Posted on 04/28/2019 4:14:24 PM PDT by Twotone
Luigi Francisco Varlaro was born one hundred years ago in the Bronx - April 21st 1919. And if your reaction to that is "Who?", well, he belonged to that generation of Italian-American male vocalists who felt obligated to anglicize their names - Frank Sinatra being the notable exception to the rule and, to most promoters and managers, the exception that proved the rule. So Luigi changed his moniker to "Don Cornell". On paper, "Don Cornell" isn't any blander a handle than, say, Tony Bennett or Dean Martin. But Don did less with his. He had an impressive run of Billboard Top 40 hits through the early Fifties, plus a Number One in the UK ("Hold My Hand"). But, as with other melodramatic Italiano balladeers, most of his catalogue falls in a strange twilight zone between the great timeless songs and the nostalgic where-were-you-when hits of the Fifties, so you don't hear them on either the oldies stations or the standards stations.
Nevertheless, for most of my disc-jockey days, I was very grateful to Mr Cornell, because, for radio pop quizzes, he provided a surefire audience stumper.
Question: What is the Top Ten hit record with the shortest title?
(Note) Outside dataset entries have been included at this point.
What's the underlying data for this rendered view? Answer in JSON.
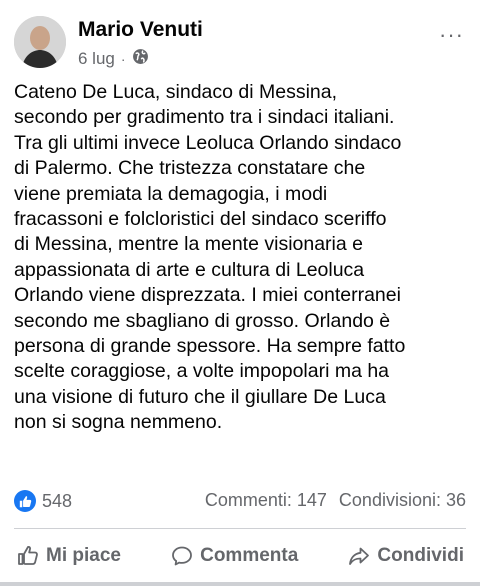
{
  "post": {
    "author_name": "Mario Venuti",
    "date": "6 lug",
    "separator": "·",
    "audience_icon": "globe-icon",
    "more_label": "···",
    "text": "Cateno De Luca, sindaco di Messina,\nsecondo per gradimento tra i sindaci italiani.\nTra gli ultimi invece Leoluca Orlando sindaco\ndi Palermo. Che tristezza constatare che\nviene premiata la demagogia, i modi\nfracassoni e folcloristici del sindaco sceriffo\ndi Messina, mentre la mente visionaria e\nappassionata di arte e cultura di Leoluca\nOrlando viene disprezzata. I miei conterranei\nsecondo me sbagliano di grosso. Orlando è\npersona di grande spessore. Ha sempre fatto\nscelte coraggiose, a volte impopolari ma ha\nuna visione di futuro che il giullare De Luca\nnon si sogna nemmeno."
  },
  "stats": {
    "reaction_count": "548",
    "comments": "Commenti: 147",
    "shares": "Condivisioni: 36"
  },
  "actions": {
    "like_label": "Mi piace",
    "comment_label": "Commenta",
    "share_label": "Condividi"
  },
  "colors": {
    "accent": "#1877f2",
    "secondary_text": "#65676b",
    "divider": "#ced0d4"
  }
}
Answer: This - from Don Cornell in 1952, the unilettered "I".
No, not "I (Who Have Nothing)", the Leiber & Stoller song that provided a hit for Ben E King, Shirley Bassey, Tom Jones et al, but "I (Who Have Nothing - Not Even a Parenthetic Sub-Title - Other Than a Single Letter)":
Don Cornell got to Number Seven on the Billboard charts with "I" . If you're wondering who wrote it, Mr Cornell's record credits the song to Milton Berle, Buddy Arnold and Robert Mellin. Yes, Milton Berle is that Milton Berle, Mister Television.